TERRELL, Texas -- A chartered bus taking youngsters to a church camp crashed into the concrete pillar of an overpass Monday, killing the driver and four passengers, authorities said.
At least 36 other people were injured in the accident about 30 miles east of Dallas. The bus was carrying more than 40 people and had departed from the Dallas suburb of Garland.
The bus became wedged between the pillar and a grass embankment, its left side nearly sheared off. The scattered debris included a shoe and a tattered black Bible, along with a pile of bus seats and twisted pieces of metal.
Three teen-agers were hospitalized in critical condition and two were in serious condition. Most of the others suffered injuries that were not life-threatening, hospital officials said.
Family members gathered under the bridge on the other side of the interstate, hugging and crying as emergency officials worked to clear the mangled wreckage.
Passengers said the eastbound bus on Interstate 20 swerved just before it veered into the pillar. The cause of the crash wasn't immediately determined, said state Department of Public Safety Cpl. Joe Applewhite. The wrecked bus was loaded onto a trailer and taken to a site where it will be inspected.
The bus was one of two taking middle and high school students and some adult chaperones to a church camp in Ruston, La.
"I was able to pull some of the children out from the chairs that were all mangled up and tore up," said Ruben Vasquez, a passer-by who was among the first on the scene. "These kids were screaming and hollering for their moms and dads."
Todd Von Helms, a youth minister with First Baptist Church of Cedar Hill, was traveling with another group headed to the same camp when they came upon the accident scene.

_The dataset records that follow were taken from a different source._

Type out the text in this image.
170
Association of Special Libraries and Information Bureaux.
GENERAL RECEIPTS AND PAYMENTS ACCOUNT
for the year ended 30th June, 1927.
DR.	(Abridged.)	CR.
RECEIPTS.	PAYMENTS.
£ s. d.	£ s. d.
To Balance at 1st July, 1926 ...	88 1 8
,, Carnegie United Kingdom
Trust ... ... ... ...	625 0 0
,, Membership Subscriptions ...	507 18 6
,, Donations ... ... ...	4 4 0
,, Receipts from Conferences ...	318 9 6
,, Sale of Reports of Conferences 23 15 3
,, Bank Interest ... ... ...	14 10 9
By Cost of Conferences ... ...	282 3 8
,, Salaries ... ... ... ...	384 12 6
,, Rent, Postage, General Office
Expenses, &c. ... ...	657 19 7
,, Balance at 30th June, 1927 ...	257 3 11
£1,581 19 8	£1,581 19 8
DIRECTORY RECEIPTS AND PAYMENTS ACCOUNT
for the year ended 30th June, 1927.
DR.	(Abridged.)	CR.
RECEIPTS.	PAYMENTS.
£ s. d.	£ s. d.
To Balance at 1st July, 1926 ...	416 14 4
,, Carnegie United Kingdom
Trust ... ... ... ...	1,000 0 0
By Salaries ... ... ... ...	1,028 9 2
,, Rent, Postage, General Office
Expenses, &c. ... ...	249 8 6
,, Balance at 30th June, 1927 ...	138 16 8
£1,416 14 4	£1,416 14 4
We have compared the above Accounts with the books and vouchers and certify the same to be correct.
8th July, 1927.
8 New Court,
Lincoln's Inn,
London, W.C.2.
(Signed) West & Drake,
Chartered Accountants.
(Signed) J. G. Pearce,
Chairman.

"There were bodies and blood and things everywhere," Von Helms said. "I asked our youths to turn their heads and not to look."
The bus driver was identified as 51-year-old Ernest Carter of Dallas. Most of the victims were members of Metro Church of Garland. At least one, 14-year-old Michelle Chaney, attended Arapaho Baptist Church. She was among the dead.
"She was the only daughter I had," said her father, Benny Chaney.